Spend time talking to them and you’ll learn where your true value lies.

Your brand isn’t what you say it is. It’s what they say it is.

Marty Neumeier, The Brand Gap

This outside perspective is so key if you want a relevant, powerful brand that connects – one that’s more ‘you, you, you’ than ‘we, we, we’ – their words, not yours reflected back.

Bringing in these external voices to the process puts a stop to rotten tomato syndrome too. It’s hard to argue with the views of external stakeholders, engaging everyone in a strong brand idea that’s rooted in evidence.

Engagement at the creative stage

Engagement shouldn’t just end on completion of the discovery phase. It’s also vital to keep people engaged when you get into the creative, involving a wide cross section of people from across the organisation into co-creation sessions. Creatives don’t have a monopoly on good ideas.

I think as designers, we’re addicted to the ‘jazz hands’, the big reveal, but creatives don’t have a monopoly on good ideas. Bring people in on it through co-creation.

Sue Bush, The Co-Foundry

Made Men big reveal

Engage internal experts to help write the website

We’ve talked about research, we’ve talked about creative; you’ve delivered the brand guidelines, the tone of voice is written. How can you continue to engage people?

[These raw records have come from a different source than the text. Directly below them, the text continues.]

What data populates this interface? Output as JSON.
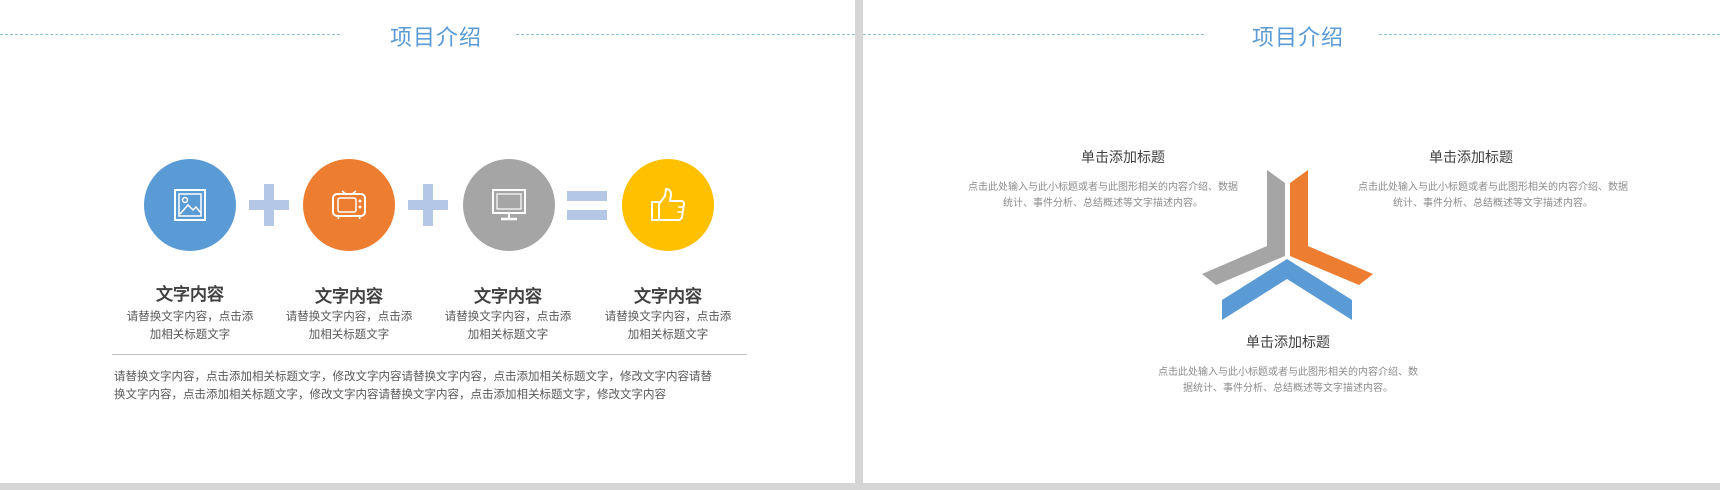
{
  "left_slide": {
    "title": "项目介绍",
    "items": [
      {
        "title": "文字内容",
        "desc_line1": "请替换文字内容，点击添",
        "desc_line2": "加相关标题文字",
        "color": "#5b9bd5",
        "icon": "image-icon"
      },
      {
        "title": "文字内容",
        "desc_line1": "请替换文字内容，点击添",
        "desc_line2": "加相关标题文字",
        "color": "#ed7d31",
        "icon": "tv-icon"
      },
      {
        "title": "文字内容",
        "desc_line1": "请替换文字内容，点击添",
        "desc_line2": "加相关标题文字",
        "color": "#a5a5a5",
        "icon": "monitor-icon"
      },
      {
        "title": "文字内容",
        "desc_line1": "请替换文字内容，点击添",
        "desc_line2": "加相关标题文字",
        "color": "#ffc000",
        "icon": "thumbs-up-icon"
      }
    ],
    "operator_color": "#b4c7e7",
    "paragraph_line1": "请替换文字内容，点击添加相关标题文字，修改文字内容请替换文字内容，点击添加相关标题文字，修改文字内容请替",
    "paragraph_line2": "换文字内容，点击添加相关标题文字，修改文字内容请替换文字内容，点击添加相关标题文字，修改文字内容"
  },
  "right_slide": {
    "title": "项目介绍",
    "blocks": [
      {
        "title": "单击添加标题",
        "desc_line1": "点击此处输入与此小标题或者与此图形相关的内容介绍、数据",
        "desc_line2": "统计、事件分析、总结概述等文字描述内容。"
      },
      {
        "title": "单击添加标题",
        "desc_line1": "点击此处输入与此小标题或者与此图形相关的内容介绍、数据",
        "desc_line2": "统计、事件分析、总结概述等文字描述内容。"
      },
      {
        "title": "单击添加标题",
        "desc_line1": "点击此处输入与此小标题或者与此图形相关的内容介绍、数",
        "desc_line2": "据统计、事件分析、总结概述等文字描述内容。"
      }
    ],
    "chevron_colors": {
      "gray": "#a5a5a5",
      "orange": "#ed7d31",
      "blue": "#5b9bd5"
    }
  },
  "title_color": "#5b9bd5",
  "rule_color": "#8fc2cf"
}
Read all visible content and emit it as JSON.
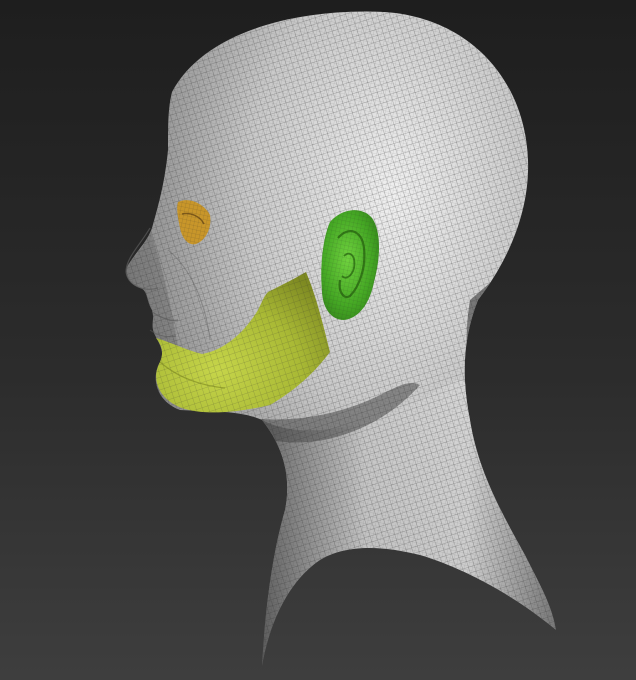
{
  "scene": {
    "subject": "",
    "colors": {
      "background_top": "#1f1f1f",
      "background_bottom": "#3d3d3d",
      "mesh_light": "#e4e4e4",
      "mesh_mid": "#9a9a9a",
      "mesh_dark": "#4a4a4a",
      "wire": "#3a3a3a",
      "polygroup_chin": "#b3c43a",
      "polygroup_ear": "#4fb52a",
      "polygroup_eye": "#c8962a"
    },
    "polygroups": [
      {
        "name": "chin-jaw",
        "color": "#b3c43a"
      },
      {
        "name": "ear",
        "color": "#4fb52a"
      },
      {
        "name": "eye",
        "color": "#c8962a"
      }
    ]
  }
}
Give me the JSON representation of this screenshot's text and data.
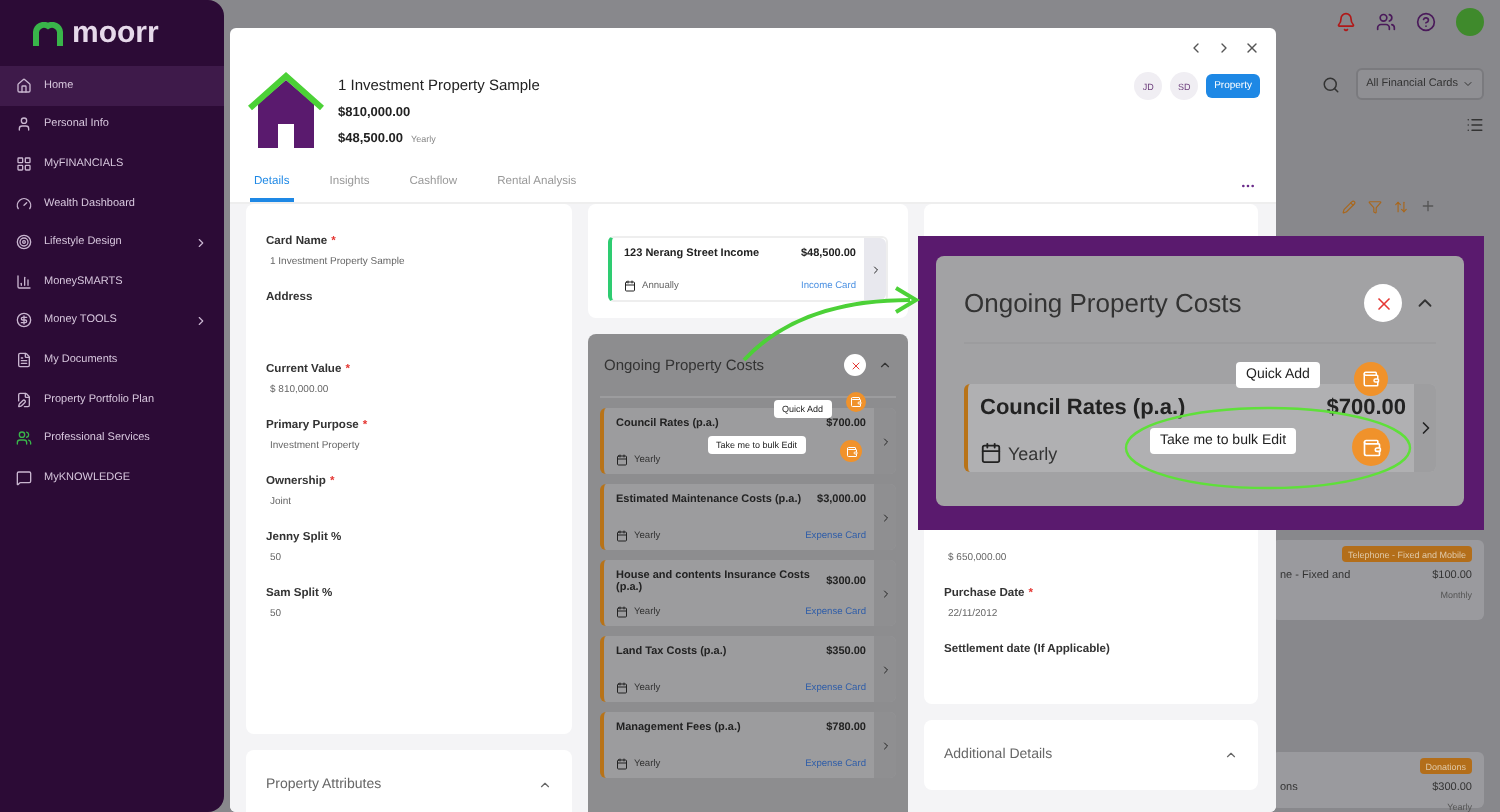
{
  "sidebar": {
    "logo": "moorr",
    "items": [
      {
        "label": "Home",
        "selected": true,
        "expandable": false
      },
      {
        "label": "Personal Info",
        "selected": false,
        "expandable": false
      },
      {
        "label": "MyFINANCIALS",
        "selected": false,
        "expandable": false
      },
      {
        "label": "Wealth Dashboard",
        "selected": false,
        "expandable": false
      },
      {
        "label": "Lifestyle Design",
        "selected": false,
        "expandable": true
      },
      {
        "label": "MoneySMARTS",
        "selected": false,
        "expandable": false
      },
      {
        "label": "Money TOOLS",
        "selected": false,
        "expandable": true
      },
      {
        "label": "My Documents",
        "selected": false,
        "expandable": false
      },
      {
        "label": "Property Portfolio Plan",
        "selected": false,
        "expandable": false
      },
      {
        "label": "Professional Services",
        "selected": false,
        "expandable": false
      },
      {
        "label": "MyKNOWLEDGE",
        "selected": false,
        "expandable": false
      }
    ]
  },
  "background": {
    "filter": "All Financial Cards",
    "cards": [
      {
        "badge": "Telephone - Fixed and Mobile",
        "name": "ne - Fixed and",
        "amount": "$100.00",
        "frequency": "Monthly"
      },
      {
        "badge": "Donations",
        "name": "ons",
        "amount": "$300.00",
        "frequency": "Yearly"
      }
    ]
  },
  "modal": {
    "title": "1 Investment Property Sample",
    "value": "$810,000.00",
    "income": "$48,500.00",
    "income_frequency": "Yearly",
    "owners": [
      "JD",
      "SD"
    ],
    "type_tag": "Property",
    "tabs": [
      {
        "label": "Details",
        "selected": true
      },
      {
        "label": "Insights",
        "selected": false
      },
      {
        "label": "Cashflow",
        "selected": false
      },
      {
        "label": "Rental Analysis",
        "selected": false
      }
    ],
    "details": [
      {
        "label": "Card Name",
        "mark": "*",
        "value": "1 Investment Property Sample"
      },
      {
        "label": "Address"
      },
      {
        "label": "Current Value",
        "mark": "*",
        "value": "$ 810,000.00"
      },
      {
        "label": "Primary Purpose",
        "mark": "*",
        "value": "Investment Property"
      },
      {
        "label": "Ownership",
        "mark": "*",
        "value": "Joint"
      },
      {
        "label": "Jenny Split %",
        "value": "50"
      },
      {
        "label": "Sam Split %",
        "value": "50"
      }
    ],
    "property_attributes": "Property Attributes",
    "income_cards": [
      {
        "name": "123 Nerang Street Income",
        "amount": "$48,500.00",
        "frequency": "Annually",
        "type": "Income Card"
      }
    ],
    "costs": {
      "title": "Ongoing Property Costs",
      "quick_add": "Quick Add",
      "bulk_edit": "Take me to bulk Edit",
      "cards": [
        {
          "name": "Council Rates (p.a.)",
          "amount": "$700.00",
          "frequency": "Yearly"
        },
        {
          "name": "Estimated Maintenance Costs (p.a.)",
          "amount": "$3,000.00",
          "frequency": "Yearly",
          "type": "Expense Card"
        },
        {
          "name": "House and contents Insurance Costs (p.a.)",
          "amount": "$300.00",
          "frequency": "Yearly",
          "type": "Expense Card"
        },
        {
          "name": "Land Tax Costs (p.a.)",
          "amount": "$350.00",
          "frequency": "Yearly",
          "type": "Expense Card"
        },
        {
          "name": "Management Fees (p.a.)",
          "amount": "$780.00",
          "frequency": "Yearly",
          "type": "Expense Card"
        }
      ]
    },
    "purchase": [
      {
        "value": "$ 650,000.00"
      },
      {
        "label": "Purchase Date",
        "mark": "*",
        "value": "22/11/2012"
      },
      {
        "label": "Settlement date (If Applicable)"
      }
    ],
    "additional_details": "Additional Details"
  },
  "callout": {
    "title": "Ongoing Property Costs",
    "quick_add": "Quick Add",
    "bulk_edit": "Take me to bulk Edit",
    "card": {
      "name": "Council Rates (p.a.)",
      "amount": "$700.00",
      "frequency": "Yearly"
    }
  }
}
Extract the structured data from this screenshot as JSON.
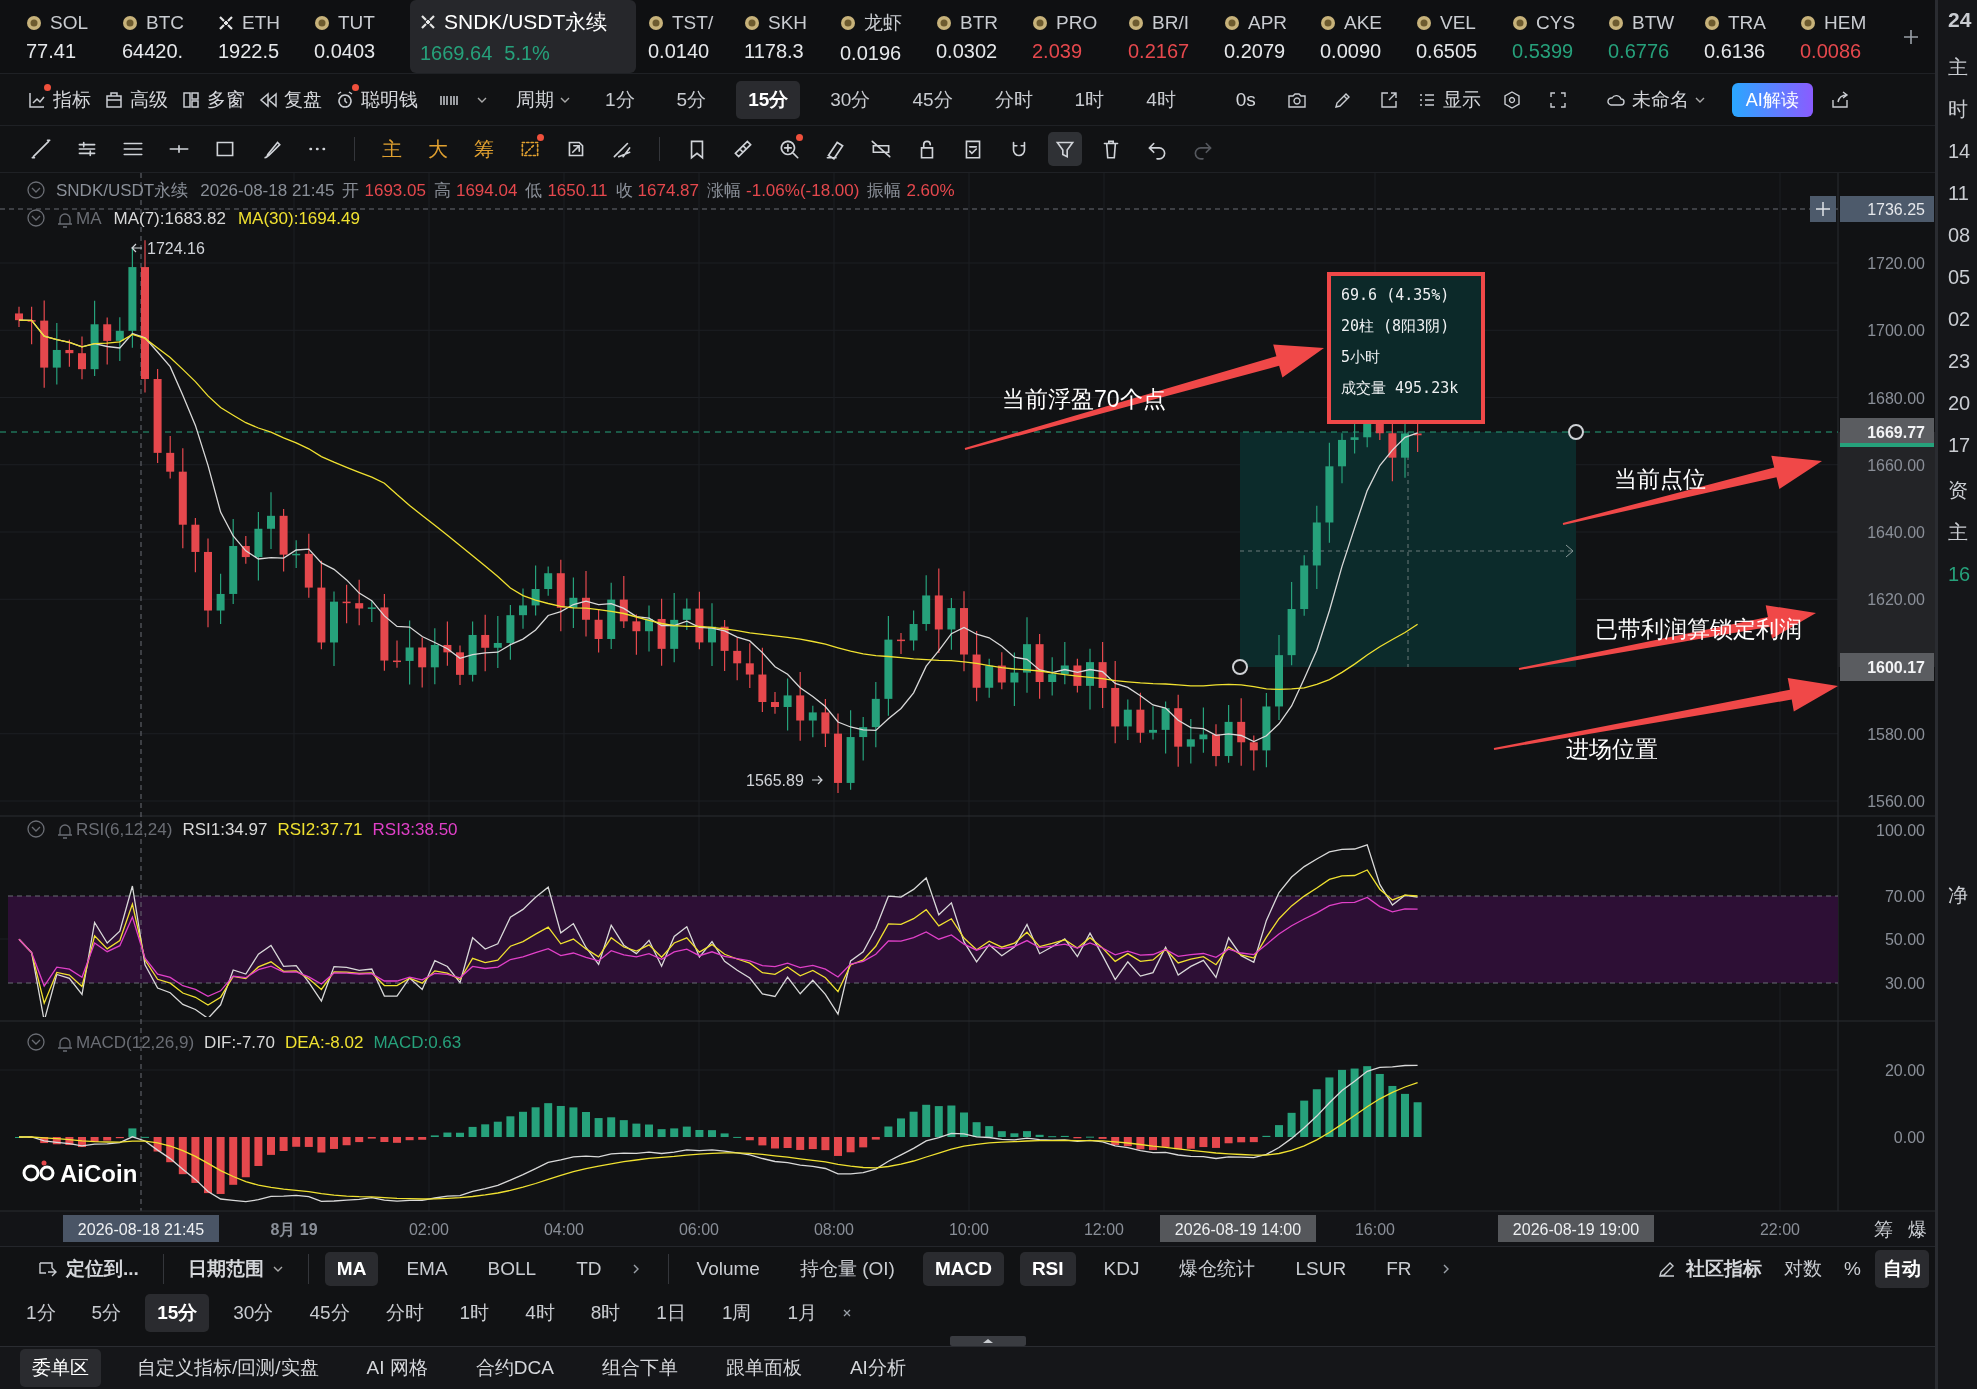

After the rebrand, the first major touchpoint is usually the website, and it’s the content side that often slows this down. It’s a big job, and the expertise and ideas you need to communicate on the site are found inside your organisation. You can’t leave this to an external copywriter alone – it’s important to engage your internal experts to help you write the content you need. It can be a really fulfilling process for people, if you engage them in this process in the right way.

Never stop engaging

Once you have delivered the brand, you’ve delivered that website, you’ve got to keep everyone on board. It depends on the size of the organisation – if it is very small, then it’s an easy thing to communicate and manage. But the bigger the organisation, the more of that engagement you need to do in terms of embedding values, communicating your vision, your mission, etc. So there’s still work that has to be done there.

Engagement never really stops. You mustn’t then retreat back into your shell and stop engaging and communicating in that way.

The secret to a successful rebrand is a high level of engagement

The secret to a successful rebrand isn’t just great creative or top down. It’s a people thing – it’s engagement, the soft fluffy stuff that is the hardest thing of all and exactly the kind stuff that makes a project succeed or fail.

Get the engagement right and your rebrand has a far better chance of landing with your audiences – inside and out. You’ll get a message that everyone gets behind because you’ve brought in people’s voices from the outside as well as within. You’ll get a project that they’ve enjoyed, one they remember for all the right reasons. And you’ll get a brand that propels your organisation forward, so you can make an even bigger impact.

If you have a rebrand project on the cards this year, the one thing you can take away from this is the importance of a high level of engagement throughout.